Harvard ArtLab
Allston
- Architects
- Barkow Leibinger
- Location
- Allston
- Year
- 2019
- Client
- Harvard University
- Team
- Frank Barkow, Regine Leibinger, Martina Bauer (Associate), Sebastian Awick, Johannes Beck, Jordan Berta, Sophia Hannekum
- Architect of Record
- Sasaki Associates Inc.
- Construction Manager
- Lee Kennedy Co. Inc.
- Structural Engineering - Concept
- Werner Sobek
- Structural Engineering - Executive
- RSE Associates Inc.
- MEP/FP Engineers
- BR+A
- Landscape Architect
- michael boucher landscape architecture
- Lighting
- LAM PARTNERS
Harvard University’s ArtLab, a cross-curriculum space for the arts, is located on the school’s Allston campus in Cambridge, Massachusetts. Designed to be curated and adapted by its users, the 9,000 square-foot space will be available to students, teachers, visiting artists, and the wider community.

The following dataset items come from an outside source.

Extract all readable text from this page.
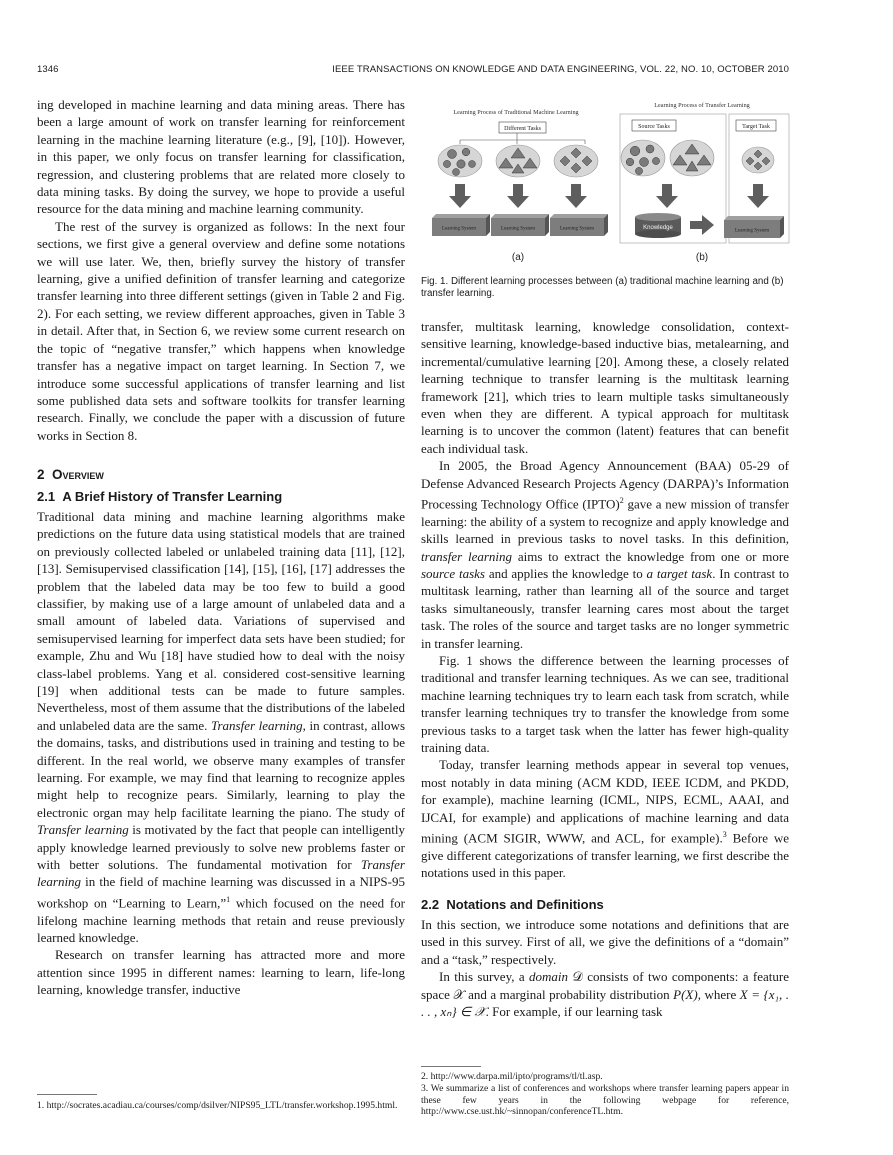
1346	IEEE TRANSACTIONS ON KNOWLEDGE AND DATA ENGINEERING, VOL. 22, NO. 10, OCTOBER 2010

ing developed in machine learning and data mining areas. There has been a large amount of work on transfer learning for reinforcement learning in the machine learning literature (e.g., [9], [10]). However, in this paper, we only focus on transfer learning for classification, regression, and clustering problems that are related more closely to data mining tasks. By doing the survey, we hope to provide a useful resource for the data mining and machine learning community.

The rest of the survey is organized as follows: In the next four sections, we first give a general overview and define some notations we will use later. We, then, briefly survey the history of transfer learning, give a unified definition of transfer learning and categorize transfer learning into three different settings (given in Table 2 and Fig. 2). For each setting, we review different approaches, given in Table 3 in detail. After that, in Section 6, we review some current research on the topic of “negative transfer,” which happens when knowledge transfer has a negative impact on target learning. In Section 7, we introduce some successful applications of transfer learning and list some published data sets and software toolkits for transfer learning research. Finally, we conclude the paper with a discussion of future works in Section 8.

2 Overview
2.1 A Brief History of Transfer Learning

Traditional data mining and machine learning algorithms make predictions on the future data using statistical models that are trained on previously collected labeled or unlabeled training data [11], [12], [13]. Semisupervised classification [14], [15], [16], [17] addresses the problem that the labeled data may be too few to build a good classifier, by making use of a large amount of unlabeled data and a small amount of labeled data. Variations of supervised and semisupervised learning for imperfect data sets have been studied; for example, Zhu and Wu [18] have studied how to deal with the noisy class-label problems. Yang et al. considered cost-sensitive learning [19] when additional tests can be made to future samples. Nevertheless, most of them assume that the distributions of the labeled and unlabeled data are the same. Transfer learning, in contrast, allows the domains, tasks, and distributions used in training and testing to be different. In the real world, we observe many examples of transfer learning. For example, we may find that learning to recognize apples might help to recognize pears. Similarly, learning to play the electronic organ may help facilitate learning the piano. The study of Transfer learning is motivated by the fact that people can intelligently apply knowledge learned previously to solve new problems faster or with better solutions. The fundamental motivation for Transfer learning in the field of machine learning was discussed in a NIPS-95 workshop on “Learning to Learn,”$^1$ which focused on the need for lifelong machine learning methods that retain and reuse previously learned knowledge.

Research on transfer learning has attracted more and more attention since 1995 in different names: learning to learn, life-long learning, knowledge transfer, inductive

1. http://socrates.acadiau.ca/courses/comp/dsilver/NIPS95_LTL/transfer.workshop.1995.html.
Learning Process of Traditional Machine Learning
Different Tasks
Learning System	Learning System	Learning System
Learning Process of Transfer Learning
Source Tasks	Target Task
Knowledge	Learning System
(a)	(b)
Fig. 1. Different learning processes between (a) traditional machine learning and (b) transfer learning.

transfer, multitask learning, knowledge consolidation, context-sensitive learning, knowledge-based inductive bias, metalearning, and incremental/cumulative learning [20]. Among these, a closely related learning technique to transfer learning is the multitask learning framework [21], which tries to learn multiple tasks simultaneously even when they are different. A typical approach for multitask learning is to uncover the common (latent) features that can benefit each individual task.

In 2005, the Broad Agency Announcement (BAA) 05-29 of Defense Advanced Research Projects Agency (DARPA)’s Information Processing Technology Office (IPTO)$^2$ gave a new mission of transfer learning: the ability of a system to recognize and apply knowledge and skills learned in previous tasks to novel tasks. In this definition, transfer learning aims to extract the knowledge from one or more source tasks and applies the knowledge to a target task. In contrast to multitask learning, rather than learning all of the source and target tasks simultaneously, transfer learning cares most about the target task. The roles of the source and target tasks are no longer symmetric in transfer learning.

Fig. 1 shows the difference between the learning processes of traditional and transfer learning techniques. As we can see, traditional machine learning techniques try to learn each task from scratch, while transfer learning techniques try to transfer the knowledge from some previous tasks to a target task when the latter has fewer high-quality training data.

Today, transfer learning methods appear in several top venues, most notably in data mining (ACM KDD, IEEE ICDM, and PKDD, for example), machine learning (ICML, NIPS, ECML, AAAI, and IJCAI, for example) and applications of machine learning and data mining (ACM SIGIR, WWW, and ACL, for example).$^3$ Before we give different categorizations of transfer learning, we first describe the notations used in this paper.

2.2 Notations and Definitions

In this section, we introduce some notations and definitions that are used in this survey. First of all, we give the definitions of a “domain” and a “task,” respectively.

In this survey, a domain 𝒟 consists of two components: a feature space 𝒳 and a marginal probability distribution P(X), where X = {x₁, . . . , xₙ} ∈ 𝒳. For example, if our learning task

2. http://www.darpa.mil/ipto/programs/tl/tl.asp.
3. We summarize a list of conferences and workshops where transfer learning papers appear in these few years in the following webpage for reference, http://www.cse.ust.hk/~sinnopan/conferenceTL.htm.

The building, a one-story “pinwheel-like” plan, consists of a series of studios, workshops, and media spaces that surround a common “Hub” space. The Hub, which can be opened and closed by a series of four large sliding partitions, enables performances and exhibitions, cultivating interactivity at the ArtLab’s center. Surrounding spaces provide recording studios, sound-editing stations, and rooms for rehearsal, improvisation, and informal performance.The ArtLab encourages and expands participants’ engagement with interdisciplinary arts-practice research, serving as a collaborative activator for the school and the greater Allston and Cambridge neighborhoods.
The building, which complies to Massachusetts’ high energy efficiency standards and is projected to be net-zero, is constructed of lightweight steel columns and open web steel trusses on a concrete slab on grade. Framing is mechanically fastened, able to be assembled and disassembled easily and efficiently, allowing for the building to be transferred and given a second life when needed. The steel frame is clad in transparent insulated glass and lightweight high-insulating polycarbonate panels. These panels range from transparent totranslucent to opaque, exploiting diffuse natural light and a street-level view by day, emerging as a glowing “lightbox” by night. These materials emphasize the building’s ephemerality while providing a robust and adaptable space for the arts. The roof is covered with photovoltaic panels, generating the power required for the building.